Le drame s’est noué dimanche soir en Seine-et-Marne. Une jeune fille de 15 ans a été agressée après avoir été abordée dans un bus. Son agresseur présumé, un ressortissant étranger faisant l’objet d’une obligation de quitter le territoire (OQTF), a été arrêté grâce à son compte Snapchat.
Les faits se sont déroulés le dimanche 11 janvier aux alentours de 22h15. Alors qu’elle rentrait chez elle à bord d’un bus à Melun, une adolescente de 15 ans est abordée par un passager. Pour tenter de mettre fin à l’insistance de cet individu et espérer s’en débarrasser, la jeune fille accepte de lui donner son identifiant Snapchat avant de descendre à son arrêt.
Le piège se referme dans un square
Malheureusement, l’homme ne s’arrête pas là. Il décide de suivre l’adolescente à sa sortie du bus. Selon les premiers éléments de l’enquête, l’individu aurait d’abord tenté de l’embrasser de force avant de l’entraîner à l’abri des regards dans un square situé à proximité. C’est dans ce lieu que la victime a été violée.
Traumatisée, la jeune fille a réussi à s’échapper après l’agression et à trouver refuge chez une voisine, qui a immédiatement donné l’alerte auprès des services de police.

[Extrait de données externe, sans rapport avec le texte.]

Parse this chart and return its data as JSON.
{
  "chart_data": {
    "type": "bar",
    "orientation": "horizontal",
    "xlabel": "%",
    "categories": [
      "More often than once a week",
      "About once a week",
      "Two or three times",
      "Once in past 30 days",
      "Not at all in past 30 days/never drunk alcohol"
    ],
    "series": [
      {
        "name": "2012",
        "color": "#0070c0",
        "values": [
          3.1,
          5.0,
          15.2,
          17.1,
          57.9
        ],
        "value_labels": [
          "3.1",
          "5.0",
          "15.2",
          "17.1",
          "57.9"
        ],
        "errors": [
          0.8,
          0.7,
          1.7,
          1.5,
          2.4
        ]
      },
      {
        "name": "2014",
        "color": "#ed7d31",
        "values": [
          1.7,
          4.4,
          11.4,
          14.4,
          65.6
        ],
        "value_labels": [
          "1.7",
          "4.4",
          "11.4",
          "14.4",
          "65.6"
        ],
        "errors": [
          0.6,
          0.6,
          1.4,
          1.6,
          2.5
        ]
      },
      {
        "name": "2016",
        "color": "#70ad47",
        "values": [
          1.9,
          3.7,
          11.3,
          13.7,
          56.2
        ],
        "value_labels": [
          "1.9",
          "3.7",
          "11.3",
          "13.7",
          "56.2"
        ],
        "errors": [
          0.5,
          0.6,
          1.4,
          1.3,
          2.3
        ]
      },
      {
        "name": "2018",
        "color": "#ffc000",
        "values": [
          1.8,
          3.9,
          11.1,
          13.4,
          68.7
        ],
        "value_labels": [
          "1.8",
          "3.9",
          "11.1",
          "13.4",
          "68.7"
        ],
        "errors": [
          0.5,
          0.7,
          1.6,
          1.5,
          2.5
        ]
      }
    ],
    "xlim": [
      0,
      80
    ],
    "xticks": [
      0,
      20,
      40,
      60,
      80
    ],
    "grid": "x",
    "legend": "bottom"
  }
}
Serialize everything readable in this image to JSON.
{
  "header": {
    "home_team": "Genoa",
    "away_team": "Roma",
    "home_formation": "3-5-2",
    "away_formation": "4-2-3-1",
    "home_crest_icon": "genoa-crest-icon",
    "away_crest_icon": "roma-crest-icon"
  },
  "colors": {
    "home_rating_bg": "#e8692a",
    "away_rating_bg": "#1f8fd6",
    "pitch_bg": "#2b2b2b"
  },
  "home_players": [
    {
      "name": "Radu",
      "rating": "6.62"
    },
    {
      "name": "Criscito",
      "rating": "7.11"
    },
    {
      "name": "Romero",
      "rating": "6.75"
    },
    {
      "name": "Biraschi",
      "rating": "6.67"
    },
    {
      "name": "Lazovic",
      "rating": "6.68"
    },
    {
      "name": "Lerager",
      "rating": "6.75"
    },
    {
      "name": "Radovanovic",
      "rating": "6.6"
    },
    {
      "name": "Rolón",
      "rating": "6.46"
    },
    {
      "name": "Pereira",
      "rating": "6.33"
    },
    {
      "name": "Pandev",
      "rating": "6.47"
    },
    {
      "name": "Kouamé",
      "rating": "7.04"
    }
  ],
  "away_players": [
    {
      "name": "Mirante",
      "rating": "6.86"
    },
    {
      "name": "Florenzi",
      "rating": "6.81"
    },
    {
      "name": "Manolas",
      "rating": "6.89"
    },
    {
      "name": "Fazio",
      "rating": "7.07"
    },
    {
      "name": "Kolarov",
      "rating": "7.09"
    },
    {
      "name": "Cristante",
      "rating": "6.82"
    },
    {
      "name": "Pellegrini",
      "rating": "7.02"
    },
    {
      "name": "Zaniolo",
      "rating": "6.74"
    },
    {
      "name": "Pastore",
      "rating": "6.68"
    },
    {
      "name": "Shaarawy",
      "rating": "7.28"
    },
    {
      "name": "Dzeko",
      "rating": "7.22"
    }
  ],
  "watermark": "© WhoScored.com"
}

Une interpellation facilitée par les réseaux sociaux
L’enquête a progressé avec une rapidité singulière. Le suspect, identifié sous le nom de Hakim Daoudi, a continué d’envoyer des messages à sa victime sur Snapchat après les faits. Cette imprudence a permis aux enquêteurs de le localiser précisément.
Le jeune homme, âgé de 22 ans, a été interpellé peu de temps après dans un centre d’hébergement pour migrants. Placé en garde à vue, le profil du suspect soulève déjà des questions : il possède déjà deux mentions à son casier judiciaire et faisait l’objet d’une obligation de quitter le territoire français (OQTF).
Une instruction a été ouverte pour déterminer les circonstances exactes de l’agression et le suspect devrait être présenté prochainement devant un juge d’instruction en vue d’une mise en examen.